Work with chocolate as your guiding principle for pairings, either as a complement or to set alongside vanilla-forward desserts and baked goods. The chocolate and dark roast would also go well with some heavier grilled meats. Expect this to age comfortably for six months given the ABV, but keep checking a bottle every few months as you go forward after that. We dug it fresh for the most-potent chocolate and vanilla characteristics—and hope you do as well!
River Horse Brewing will seem like a new name to many of our Rare Beer Club members in places distant to New Jersey, but the brewery’s in fact about to celebrate its 20th anniversary. Expect this to become a more and more common occurrence going forward with 4,000-plus breweries in the U.S. The fact is River Horse has been seeing a rebirth over recent years, and we’re looking forward to giving our Rare Beer Club members a taste of what we found there.
River Horse, per owner Chris Walsh, was originally founded by three brothers, who saw it through one rise and fall of the craft beer tides before it was purchased by Walsh and Glenn Bernabeo in 2007, both having worked heavily with distressed companies. They redid all the packaging, branding and beer lineups, while keeping the original name intact. They’re joined by Head Brewer Chris Rakow, who signed on around 2008 after studying to be an electrical engineer and quickly departing that field for brewing school and a job at Harpoon Brewery. In 2013, they were able to move into a facility two and a half times larger than the last one.
It’s been exciting for us to watch everything going on over at River Horse, including releases like their Hipp-O-Lantern Imperial Pumpkin Ale, and barrel-aged versions of their Oatmeal Milk Stout. The brewery’s Barrel Aged Series further includes a rum-barrel-aged Baltic porter and a cranberry sour—brewed with a mélange of yeast, bacteria and New Jersey cranberries.

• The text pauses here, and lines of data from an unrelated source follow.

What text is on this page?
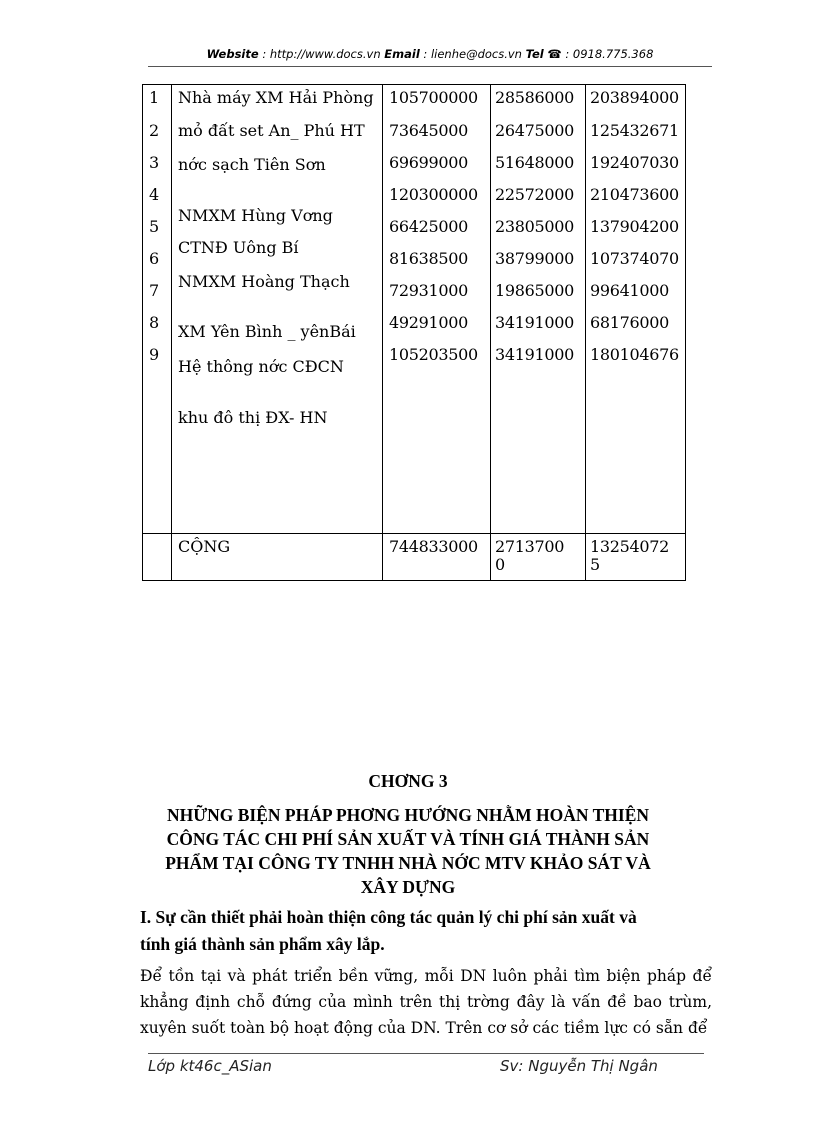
Website : http://www.docs.vn Email : lienhe@docs.vn Tel ☎ : 0918.775.368
1
2
3
4
5
6
7
8
9
Nhà máy XM Hải Phòng
mỏ đất set An_ Phú HT
nớc sạch Tiên Sơn
NMXM Hùng Vơng
CTNĐ Uông Bí
NMXM Hoàng Thạch
XM Yên Bình _ yênBái
Hệ thông nớc CĐCN
khu đô thị ĐX- HN
105700000
73645000
69699000
120300000
66425000
81638500
72931000
49291000
105203500
28586000
26475000
51648000
22572000
23805000
38799000
19865000
34191000
34191000
203894000
125432671
192407030
210473600
137904200
107374070
99641000
68176000
180104676
CỘNG	744833000 2713700
0
13254072
5
CHƠNG 3
NHỮNG BIỆN PHÁP PHƠNG HƯỚNG NHẰM HOÀN THIỆN
CÔNG TÁC CHI PHÍ SẢN XUẤT VÀ TÍNH GIÁ THÀNH SẢN
PHẨM TẠI CÔNG TY TNHH NHÀ NỚC MTV KHẢO SÁT VÀ
XÂY DỰNG
I. Sự cần thiết phải hoàn thiện công tác quản lý chi phí sản xuất và
tính giá thành sản phẩm xây lắp.
Để tồn tại và phát triển bền vững, mỗi DN luôn phải tìm biện pháp để khẳng định chỗ đứng của mình trên thị trờng đây là vấn đề bao trùm, xuyên suốt toàn bộ hoạt động của DN. Trên cơ sở các tiềm lực có sẵn để
Lớp kt46c_ASian	Sv: Nguyễn Thị Ngân
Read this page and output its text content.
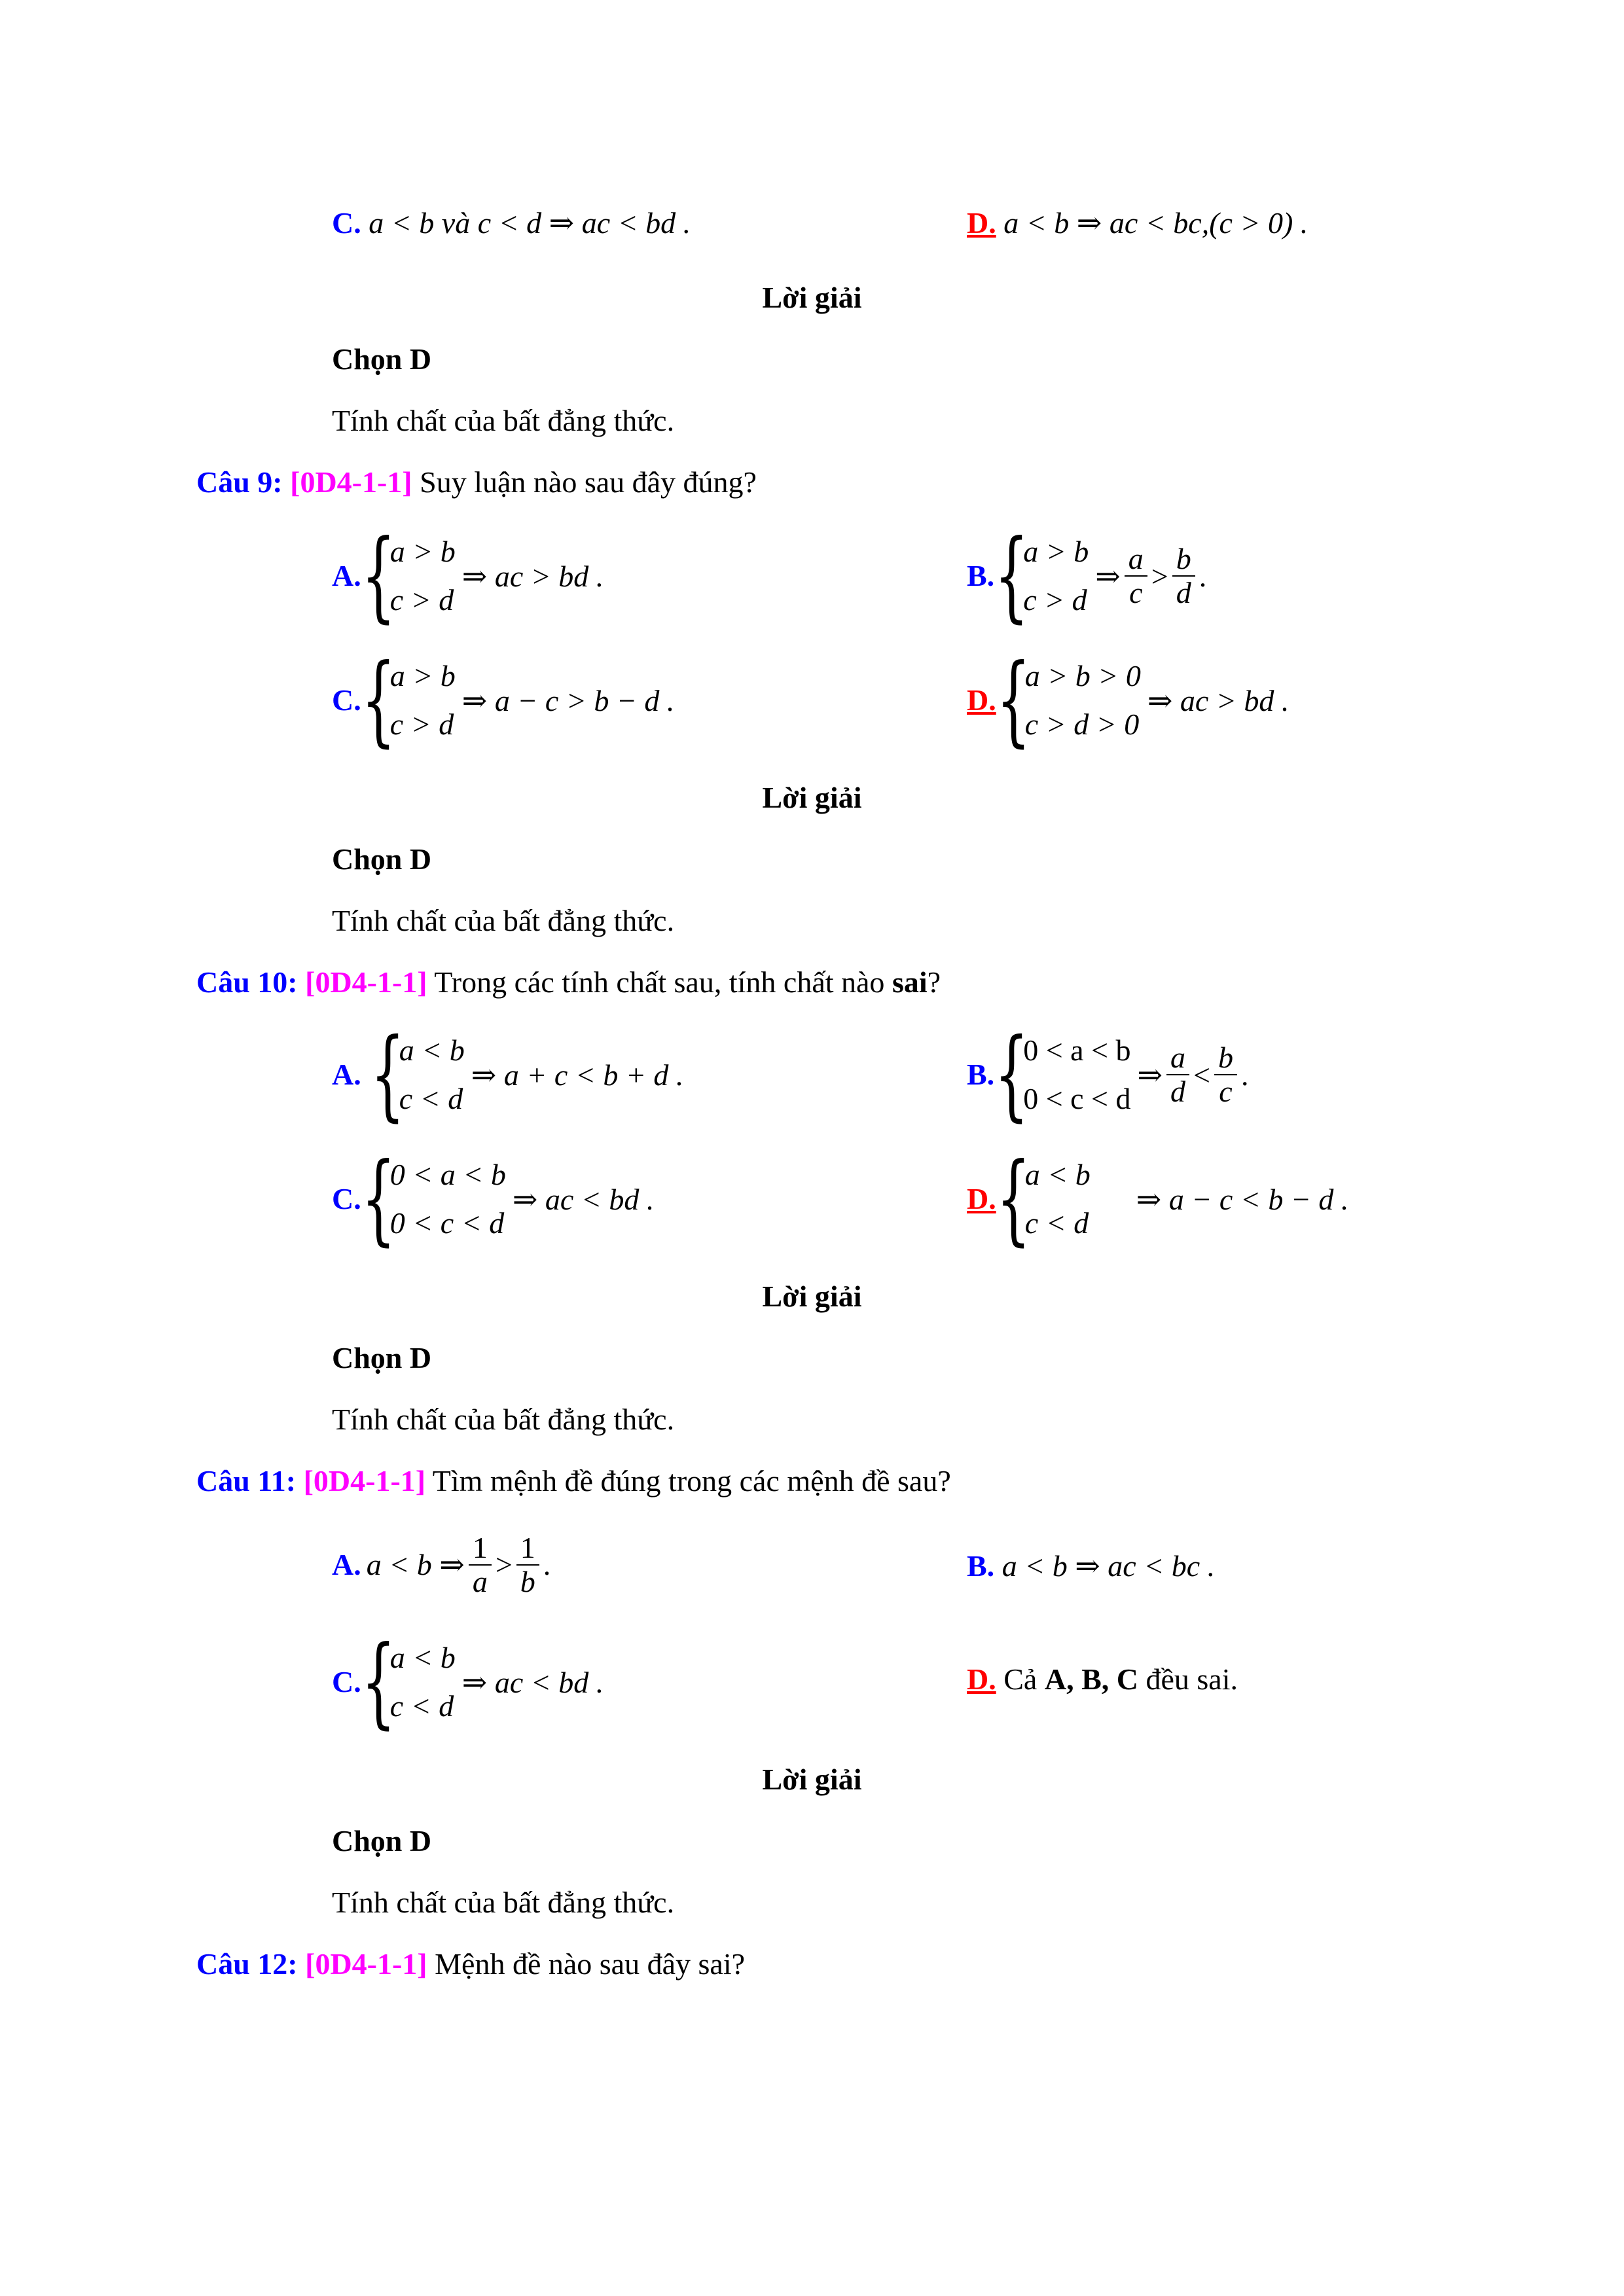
C. a < b và c < d ⇒ ac < bd .	D. a < b ⇒ ac < bc,(c > 0) .
Lời giải
Chọn D
Tính chất của bất đẳng thức.
Câu 9: [0D4-1-1] Suy luận nào sau đây đúng?
A. {
a > b
c > d
⇒ ac > bd .	B. {
a > b
c > d
⇒ $\frac{a}{c} > \frac{b}{d}$ .
C. {
a > b
c > d
⇒ a − c > b − d .	D. {
a > b > 0
c > d > 0
⇒ ac > bd .
Lời giải
Chọn D
Tính chất của bất đẳng thức.
Câu 10: [0D4-1-1] Trong các tính chất sau, tính chất nào sai?
A. {
a < b
c < d
⇒ a + c < b + d .	B. {
0 < a < b
0 < c < d
⇒ $\frac{a}{d} < \frac{b}{c}$ .
C. {
0 < a < b
0 < c < d
⇒ ac < bd .	D. {
a < b
c < d
⇒ a − c < b − d .
Lời giải
Chọn D
Tính chất của bất đẳng thức.
Câu 11: [0D4-1-1] Tìm mệnh đề đúng trong các mệnh đề sau?
A. a < b ⇒ $\frac{1}{a} > \frac{1}{b}$ .	B. a < b ⇒ ac < bc .
C. {
a < b
c < d
⇒ ac < bd .	D. Cả A, B, C đều sai.
Lời giải
Chọn D
Tính chất của bất đẳng thức.
Câu 12: [0D4-1-1] Mệnh đề nào sau đây sai?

River Horse is also currently gearing up for their 20th anniversary. They’re currently working on an anniversary beer for that very occasion: based around their year-round Tripel Horse, a Belgian-style tripel as one might expect, with some aged in Bourbon barrels and some in red wine barrels with cherries and oranges, the blended result aimed to channel an old fashioned.
(Yes, we’ll probably try to snag some of it.)
In the meanwhile, while that final blend remains a twinkle in Rakow’s eye (or something to that effect, and maybe not the twinkle thing), we’ll immerse ourselves in this amazing Rare Beer Club exclusive they’ve built for us: an amped-up take on their stellar chocolate porter. Sit back, dig into that chocolate and Madagascar vanilla, and savor a big something special.